"Lava tsunami" seen spewing from Cumbre Vieja volcano

·2 min read

Volcanologists on Thursday said they discovered a "lava tsunami" rapidly flowing from the Cumbre Vieja volcano on the Spanish island of La Palma. Cumbre Vieja started erupting nearly a month ago, forcing the evacuation of thousands of people as lava has made its way through towns and toward the Atlantic Ocean. 

Video posted by the Volcanological Institute of the Canary Islands, known as INVOLCAN, shows the so-called "tsunami" racing down the volcano. The scene, the institute said, is a picture of "amazing speed and overflow of the lava channel." 

Uno de nuestros equipos ha podido filmar hoy un verdadero "tsunami" de lava. Impresionante velocidad y desborde del canal lávico / today one of our crew was able to film a truly lava "tsunami". Amazing speed and overflow of the lava channel. pic.twitter.com/aoKiUSJ2bX

— INVOLCAN (@involcan) October 14, 2021

The government of the Canary Islands has said that this is the "most damaging volcano in Europe in the last 100 years." Canary Islands President Ángel Víctor Torres said Thursday that while there is "sorrow, sadness and uncertainty" on the island, there is also hope and courage. 

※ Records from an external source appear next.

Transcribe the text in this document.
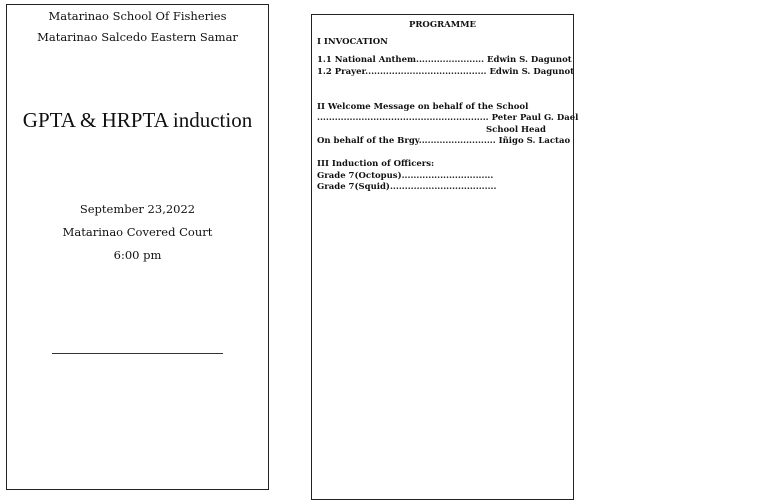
Matarinao School Of Fisheries
Matarinao Salcedo Eastern Samar
GPTA & HRPTA induction
September 23,2022
Matarinao Covered Court
6:00 pm
PROGRAMME
I INVOCATION
1.1 National Anthem....................... Edwin S. Dagunot
1.2 Prayer......................................... Edwin S. Dagunot
II Welcome Message on behalf of the School
.......................................................... Peter Paul G. Dael
School Head
On behalf of the Brgy.......................... Iñigo S. Lactao
III Induction of Officers:
Grade 7(Octopus)...............................
Grade 7(Squid)....................................
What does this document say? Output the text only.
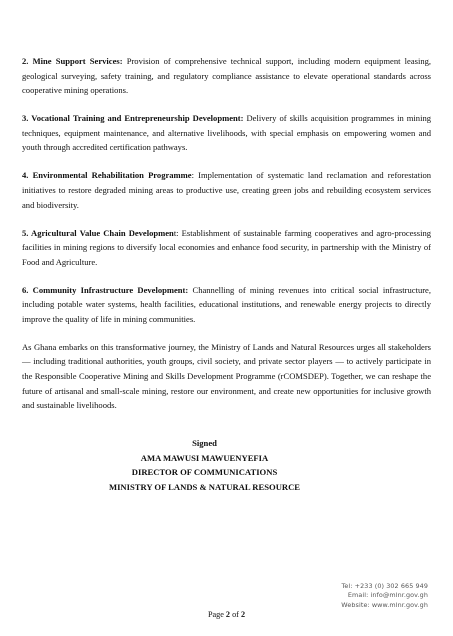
2. Mine Support Services: Provision of comprehensive technical support, including modern equipment leasing, geological surveying, safety training, and regulatory compliance assistance to elevate operational standards across cooperative mining operations.

3. Vocational Training and Entrepreneurship Development: Delivery of skills acquisition programmes in mining techniques, equipment maintenance, and alternative livelihoods, with special emphasis on empowering women and youth through accredited certification pathways.

4. Environmental Rehabilitation Programme: Implementation of systematic land reclamation and reforestation initiatives to restore degraded mining areas to productive use, creating green jobs and rebuilding ecosystem services and biodiversity.

5. Agricultural Value Chain Development: Establishment of sustainable farming cooperatives and agro-processing facilities in mining regions to diversify local economies and enhance food security, in partnership with the Ministry of Food and Agriculture.

6. Community Infrastructure Development: Channelling of mining revenues into critical social infrastructure, including potable water systems, health facilities, educational institutions, and renewable energy projects to directly improve the quality of life in mining communities.

As Ghana embarks on this transformative journey, the Ministry of Lands and Natural Resources urges all stakeholders — including traditional authorities, youth groups, civil society, and private sector players — to actively participate in the Responsible Cooperative Mining and Skills Development Programme (rCOMSDEP). Together, we can reshape the future of artisanal and small-scale mining, restore our environment, and create new opportunities for inclusive growth and sustainable livelihoods.

Signed
AMA MAWUSI MAWUENYEFIA
DIRECTOR OF COMMUNICATIONS
MINISTRY OF LANDS & NATURAL RESOURCE
Tel: +233 (0) 302 665 949
Email: info@mlnr.gov.gh
Website: www.mlnr.gov.gh
Page 2 of 2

"The Palmists are not going to give up," he said. 

As of Thursday, the lava has spread to 674 hectares, more than 1,665 acres, according to the European Commission's Emergency Response Coordination Centre. Since the eruption started on September 19, 6,800 people have been evacuated, and 1,548 buildings have been destroyed. 

Other videos posted by INVOLCAN show several feet of lava — with layers of black rocks surrounding a steaming orange and red core — slowly moving down neighborhoods, covering streets and swallowing objects that are in its path. 

Avance de la colada de lava en el barrio de La Laguna a las 10,30 hora canaria / Lava flow advance in La Laguna neighborhood at 10,30 Canarian time pic.twitter.com/bX18IwUXnf

— INVOLCAN (@involcan) October 14, 2021

The island's agriculture, a main source of income for people on the island, has taken a hit from the eruption. On Thursday, the government said that more than 179 hectares, about 442 acres, of crops have been destroyed. Impacted crops include banana trees, vineyards and avocados, among other crops, the government said. 

Along with the lava's path, a major concern for locals is the accumulation of ash. The government said Friday that it has distributed more than 22,000 pairs of goggles and 280,000 masks to areas that have been directly impacted by the eruption. Citizens have been urged to stay indoors, and if they go outdoors, to fully cover their skin.